Blended hydrogen atom abstraction and proton-coupled electron transfer mechanisms of closed-shell molecules

The paper addresses the surging topic of H-abstractions by closed-shell molecules, such as MnO ₄ ^-, α-methylstyrene, ketones, metal-oxo reagents, etc. It is found that in the normal hydrogen atom transfer (HAT) regime, closed-shell abstractors require high barriers for H-abstraction. Under certain conditions a closed-shell abstractor can bypass this penalty via a proton-coupled electron transfer (PCET) mechanism. This occurs mainly in the identity reactions, e.g. MnO ₄ ^- abstracting a hydrogen atom from MnO ₄H ^-·, but not in the corresponding non-identity reactions with alkanes. The usage of the valence bond (VB) diagram model allows us to characterize the HAT/PCET mechanistic relationship and bridge their reactivity patterns.

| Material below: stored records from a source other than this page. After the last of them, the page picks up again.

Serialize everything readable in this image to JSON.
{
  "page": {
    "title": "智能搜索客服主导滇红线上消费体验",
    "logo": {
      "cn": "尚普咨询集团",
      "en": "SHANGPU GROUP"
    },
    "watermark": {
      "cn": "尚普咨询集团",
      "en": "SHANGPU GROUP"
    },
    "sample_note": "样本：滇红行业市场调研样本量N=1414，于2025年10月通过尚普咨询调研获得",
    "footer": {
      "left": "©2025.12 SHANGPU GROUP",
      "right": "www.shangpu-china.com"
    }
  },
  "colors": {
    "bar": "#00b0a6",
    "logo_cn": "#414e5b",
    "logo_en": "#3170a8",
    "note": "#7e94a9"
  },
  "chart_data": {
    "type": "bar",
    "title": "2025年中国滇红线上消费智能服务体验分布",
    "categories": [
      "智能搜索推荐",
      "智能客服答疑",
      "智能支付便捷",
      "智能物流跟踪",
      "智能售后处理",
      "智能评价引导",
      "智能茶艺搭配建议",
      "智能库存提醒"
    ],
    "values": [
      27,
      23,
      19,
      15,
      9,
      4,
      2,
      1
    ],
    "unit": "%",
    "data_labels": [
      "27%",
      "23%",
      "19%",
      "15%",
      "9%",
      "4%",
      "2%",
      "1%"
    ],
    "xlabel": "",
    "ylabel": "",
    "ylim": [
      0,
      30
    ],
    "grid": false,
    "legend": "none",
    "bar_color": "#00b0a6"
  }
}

It is thus shown that in the normal HAT regime, high barriers for closed-shell abstractors occur due to the additional promotion energy that is required in order to create a radical center and "prepare" the abstractor for H-abstraction. Mixing of the PCET states into the HAT states mitigates however these high barriers. The variable HAT/PCET mixing in a reaction series is discussed and its consequences for reactivity are outlined. It is shown that non-identity reactions sample PCET characters that depend, among other factors, on the C-H bond strength of the alkane, and hence may cause the Marcus analysis to produce different identity barriers for the same identity reaction.